Le transfert entre les deux côtés ne devrait pas s’arranger. Un ensemble de phénomènes incitent les compagnies à passer à l’est. Les compagnies craignent que les négociations entre la direction du port de Los Angeles et le puissant syndicat des dockers, l'International Longshore and Warehouse Union (ILWU), qui doivent démarrer en mai, ne débouchent sur des grèves. Comme il en a souvent été le cas par le passé. Depuis les années 1990, il n'y a pas eu une seule négociation de contrat entre les dockers et les employeurs qui n'ait entraîné des perturbations dans les ports de la côte ouest. D’autant que les salaires (augmentation), l’amélioration des conditions de travail et l’automatisation des terminaux sont à l’ordre du jour.
Le transport par conteneurs pourrait toutefois être à la croisée des chemins. Le mois d'avril aura été un choc pour les taux à long terme entre les États-Unis et l'Asie, avec des baisses significatives sur les routes de la côte Est et de la côte Ouest. Sur le marché au comptant, le transport d’un conteneur de 40 pieds entre Shanghai et Los Angeles coûte encore 8 782 $ (hors primes), selon Drewry, mais il s’agit du plus bas niveau depuis début juillet 2021.

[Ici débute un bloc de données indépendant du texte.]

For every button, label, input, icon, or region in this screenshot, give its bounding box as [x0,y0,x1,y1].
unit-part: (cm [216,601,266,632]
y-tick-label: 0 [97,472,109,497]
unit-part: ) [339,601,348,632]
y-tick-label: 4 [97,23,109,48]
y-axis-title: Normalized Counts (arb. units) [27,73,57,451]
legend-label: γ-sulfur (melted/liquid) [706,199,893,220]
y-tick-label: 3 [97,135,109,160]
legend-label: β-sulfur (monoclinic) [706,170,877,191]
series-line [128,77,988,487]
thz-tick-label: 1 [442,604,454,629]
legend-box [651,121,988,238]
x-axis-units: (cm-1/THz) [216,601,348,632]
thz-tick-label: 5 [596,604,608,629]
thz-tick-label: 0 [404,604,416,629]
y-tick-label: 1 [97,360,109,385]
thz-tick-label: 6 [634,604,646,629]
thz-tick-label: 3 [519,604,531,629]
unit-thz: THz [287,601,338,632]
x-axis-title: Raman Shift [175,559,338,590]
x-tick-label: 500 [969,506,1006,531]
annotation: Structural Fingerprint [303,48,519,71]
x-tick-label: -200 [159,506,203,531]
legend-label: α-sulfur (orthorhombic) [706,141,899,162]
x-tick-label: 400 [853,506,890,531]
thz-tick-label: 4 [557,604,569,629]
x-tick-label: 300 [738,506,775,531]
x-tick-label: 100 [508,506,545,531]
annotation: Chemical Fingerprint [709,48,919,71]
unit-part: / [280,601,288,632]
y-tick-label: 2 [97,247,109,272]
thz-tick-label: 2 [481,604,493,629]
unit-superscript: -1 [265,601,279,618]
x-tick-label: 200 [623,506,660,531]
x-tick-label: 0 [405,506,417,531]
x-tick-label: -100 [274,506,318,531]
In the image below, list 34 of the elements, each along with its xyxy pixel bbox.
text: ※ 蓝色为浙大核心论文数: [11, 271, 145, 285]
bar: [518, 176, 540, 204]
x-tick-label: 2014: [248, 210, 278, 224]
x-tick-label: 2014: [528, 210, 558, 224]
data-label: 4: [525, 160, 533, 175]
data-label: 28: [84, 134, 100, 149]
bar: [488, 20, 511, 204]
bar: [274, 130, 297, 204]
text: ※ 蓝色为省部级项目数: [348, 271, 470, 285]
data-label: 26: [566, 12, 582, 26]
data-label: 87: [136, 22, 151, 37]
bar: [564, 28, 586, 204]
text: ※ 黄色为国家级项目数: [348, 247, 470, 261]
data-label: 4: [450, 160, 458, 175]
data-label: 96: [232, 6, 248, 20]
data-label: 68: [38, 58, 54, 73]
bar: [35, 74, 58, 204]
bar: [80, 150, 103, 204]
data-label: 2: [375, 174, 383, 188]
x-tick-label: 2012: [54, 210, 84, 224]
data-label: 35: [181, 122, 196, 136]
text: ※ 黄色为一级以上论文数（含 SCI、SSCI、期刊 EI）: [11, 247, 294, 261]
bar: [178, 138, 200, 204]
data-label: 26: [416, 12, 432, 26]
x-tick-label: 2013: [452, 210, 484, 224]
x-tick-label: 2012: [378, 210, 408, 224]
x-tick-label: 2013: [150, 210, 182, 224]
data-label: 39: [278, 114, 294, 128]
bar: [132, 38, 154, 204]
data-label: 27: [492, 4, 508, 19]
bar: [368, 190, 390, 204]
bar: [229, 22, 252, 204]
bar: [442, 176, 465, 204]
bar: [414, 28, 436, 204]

Entre Asie et Europe, une situation toute différente
Sur la ligne majuscule de l’activité régulière, entre Asie et Europe, là où sont déployés les porte-conteneurs de 24 000 EVP, la situation y est très différente. L’offre n’a pas été dopée dans les mêmes proportions : la capacité hebdomadaire moyenne est passée de 411 500 à près de 450 000 EVP (+ 9,3 %) depuis janvier 2021. Elle est à l’initiative des grandes compagnies, notamment grâce aux livraisons de leurs mégamax (CMA CGM et Evergreen). Ce qui permet à Ocean Alliance de revendiquer 38 % de la capacité totale contre 36,2 % pour 2M et 24,7 % pour THE Alliance.